The following day another helicopter rescue team was dispatched to the area where her brother was last seen, Harvey noted. Although some accounts reported rescuers had “seen a body,” presumably that of her brother, Harvey said his remains were never found.

About six months later, she said the Army listed her brother as killed in action.

The U.S. government at that time wouldn’t disclose that the military was operating in Cambodia. Because of the sensitivities of her brother’s mission, Harvey said, few details were made available to her family. He was listed as killed in action and that, she said, was basically that.

“It was a different time. We weren’t even ‘officially’ in Cambodia,” Harvey pointed out, noting her family privately coped with Lawrence’s death. The only public account her family had of her brother’s situation, she said, “was a three-line newspaper clipping” from a local paper noting he was missing in action.

However, during the late 1980s, Harvey was working for the Army when she — by accident — came upon more information about her brother. A thick Army file listed more details about her brother’s mission, she noted, as well as subsequent operations undertaken to find him.

“I was stunned,” Harvey recalled, noting that was when she’d realized “the military had a real commitment to soldiers, even though they didn’t make it home.”

Later, Harvey came into contact with a DoD organization that specializes in prisoner-of-war and missing-in-action issues, now known as the Defense Prisoner of War/Missing Personnel Office.

DPMO personnel, she said, have over the years continued to make visits to the Cambodian site where her brother was last seen in efforts to find his remains.

“They are even going so far as to interview individuals from the Cambodian village nearby to see if they can recall any of the events,” Harvey noted.

The DPMO office, Harvey noted, continues to update her family about “anything that is new that occurs on my brother’s case.”

Harvey, the daughter of a retired Air Force colonel and pilot who’d flown missions during World War II, the Berlin Airlift, the Korean War and Vietnam, said she is grateful that the U.S. government and the American public haven’t forgotten about her brother, “because they’re interested in the story you’re telling them.”

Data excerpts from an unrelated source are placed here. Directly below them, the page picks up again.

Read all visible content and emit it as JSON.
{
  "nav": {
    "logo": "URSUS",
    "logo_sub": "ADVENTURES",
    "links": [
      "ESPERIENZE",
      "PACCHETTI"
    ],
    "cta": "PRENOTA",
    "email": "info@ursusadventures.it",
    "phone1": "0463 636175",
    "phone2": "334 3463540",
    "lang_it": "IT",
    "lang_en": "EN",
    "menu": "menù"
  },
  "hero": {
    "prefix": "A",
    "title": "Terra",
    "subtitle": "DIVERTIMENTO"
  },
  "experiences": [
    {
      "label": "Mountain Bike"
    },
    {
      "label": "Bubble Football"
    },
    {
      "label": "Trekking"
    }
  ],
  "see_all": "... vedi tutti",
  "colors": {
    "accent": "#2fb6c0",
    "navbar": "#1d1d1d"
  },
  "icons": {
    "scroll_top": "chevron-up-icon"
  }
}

Harvey said her brother’s name is inscribed onto the Vietnam Veterans Memorial in Washington. Her family’s pain caused by his loss, she noted, “has really never gone away” after almost 35 years.

“It would help bring closure,” she acknowledged, if someday her brother’s remains were found in Cambodia and returned to the family.

“It would be special to have a ceremony for him,” she concluded.

Sue Harvey looks at a picture of her brother, Army 1st Lt. Lawrence E. Lilly, who was reported killed in Cambodia in 1971. Harvey wears a red wrist bracelet bearing her brother’s name.